Our data is defined by \( x\in [-3,3] \) with a total of for example \( 100 \) data points.

np.random.seed()
n = 100
maxdegree = 14
# Make data set.
x = np.linspace(-3, 3, n).reshape(-1, 1)
y = np.exp(-x**2) + 1.5 * np.exp(-(x-2)**2)+ np.random.normal(0, 0.1, x.shape)

where \( y \) is the function we want to fit with a given polynomial.

a) Write a first code which sets up a design matrix \( X \) defined by a fifth-order polynomial. Scale your data and split it in training and test data.

Solution.

import matplotlib.pyplot as plt
import numpy as np
from sklearn.linear_model import LinearRegression, Ridge, Lasso
from sklearn.preprocessing import PolynomialFeatures
from sklearn.model_selection import train_test_split
from sklearn.pipeline import make_pipeline


np.random.seed(2018)
n = 50
maxdegree = 5
# Make data set.
x = np.linspace(-3, 3, n).reshape(-1, 1)
y = np.exp(-x**2) + 1.5 * np.exp(-(x-2)**2)+ np.random.normal(0, 0.1, x.shape)
TestError = np.zeros(maxdegree)
TrainError = np.zeros(maxdegree)
polydegree = np.zeros(maxdegree)
x_train, x_test, y_train, y_test = train_test_split(x, y, test_size=0.2)
scaler = StandardScaler()
scaler.fit(X_train)
x_train_scaled = scaler.transform(x_train)
x_test_scaled = scaler.transform(x_test)

for degree in range(maxdegree):
    model = make_pipeline(PolynomialFeatures(degree=degree), LinearRegression(fit_intercept=False))
    clf = model.fit(x_train_scale,y_train)
    y_fit = clf.predict(x_train_scaled)
    y_pred = clf.predict(x_test_scaled) 
    polydegree[degree] = degree
    TestError[degree] = np.mean( np.mean((y_test - y_pred)**2) )
    TrainError[degree] = np.mean( np.mean((y_train - y_fit)**2) )

plt.plot(polydegree, TestError, label='Test Error')
plt.plot(polydegree, TrainError, label='Train Error')
plt.legend()
plt.show()

b) Perform an ordinary least squares and compute the means squared error and the \( R2 \) factor for the training data and the test data, with and without scaling.

Solution.

This requires a simple extension to the above code where you simply add a statement calling the \( R2 \) function included in the same code.

c) Add now a model which allows you to make polynomials up to degree \( 15 \). Perform a standard OLS fitting of the training data and compute the MSE and \( R2 \) for the training and test data and plot both test and training data MSE and \( R2 \) as functions of the polynomial degree. Compare what you see with Figure 2.11 of Hastie et al. Comment your results. For which polynomial degree do you find an optimal MSE (smallest value)?

Solution.

Here you simply need to change the degree of the polynomial in the above code to \( n=15 \).

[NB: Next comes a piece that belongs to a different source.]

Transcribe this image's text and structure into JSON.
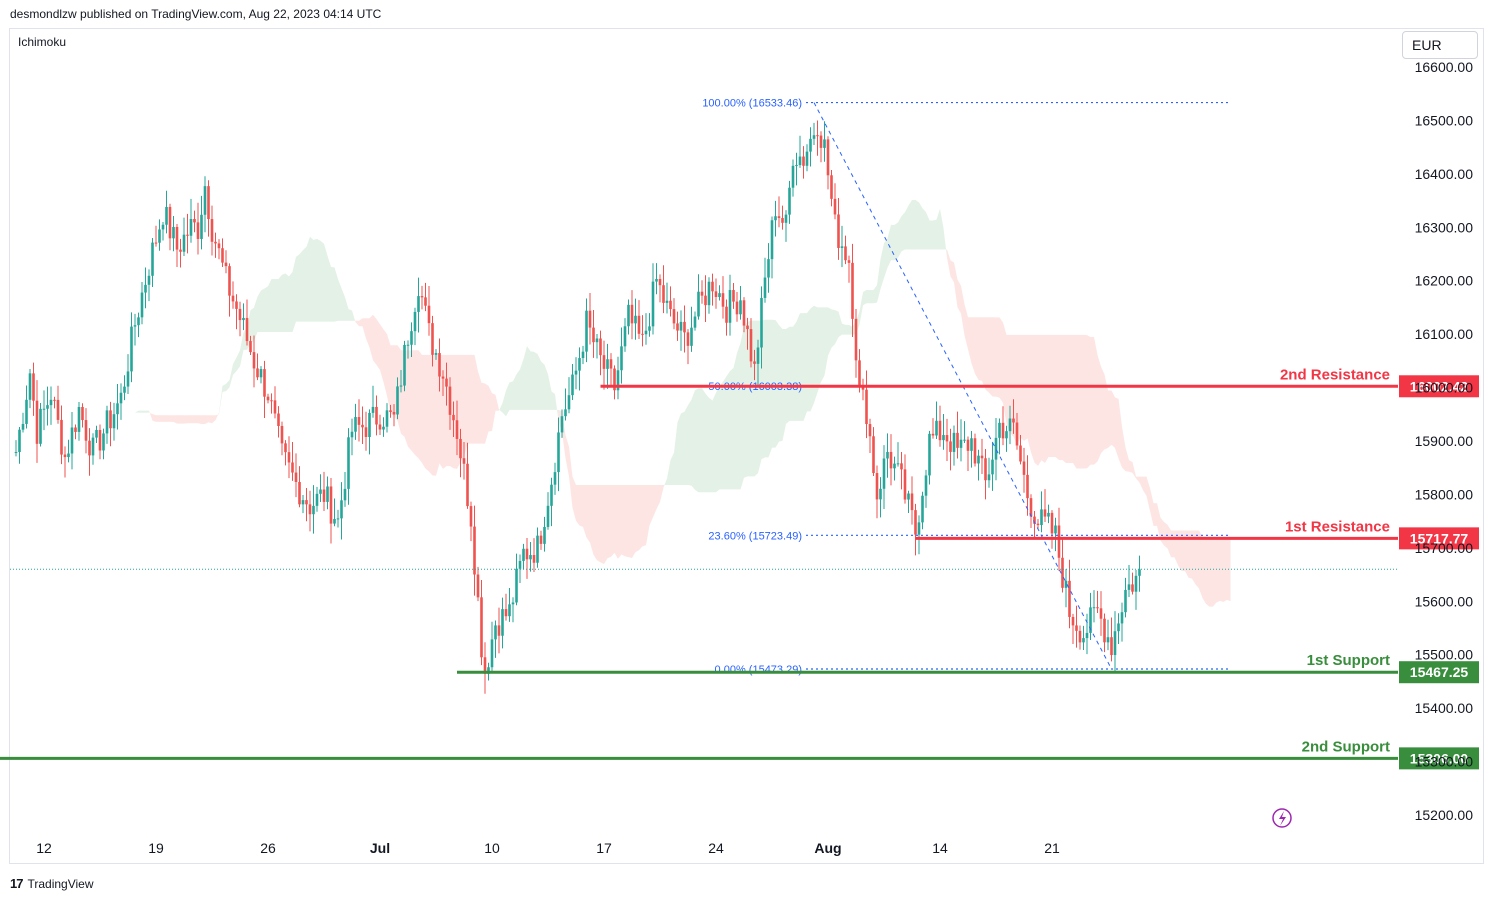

d) Repeat part (2c) but now using Ridge regressions with various hyperparameters \( \lambda \). Make the same plots for the optimal \( \lambda \) value for each polynomial degree. Compare these results with those from the standard OLS approach.

Solution.

Here you need to add for example the same loop over the parameters \( \lambda \) as you did in the first exercise, that is add

nlambdas = 100
MSEPredictRidge = np.zeros(nlambdas)
lambdas = np.logspace(-4, 0, nlambdas)
for i in range(nlambdas):
    lmb = lambdas[i]
    # add ridge
    clf_ridge = skl.Ridge(alpha=lmb).fit(X_train_scaled, y_train)

The plotting functionality of the first exercise can be reused here as well.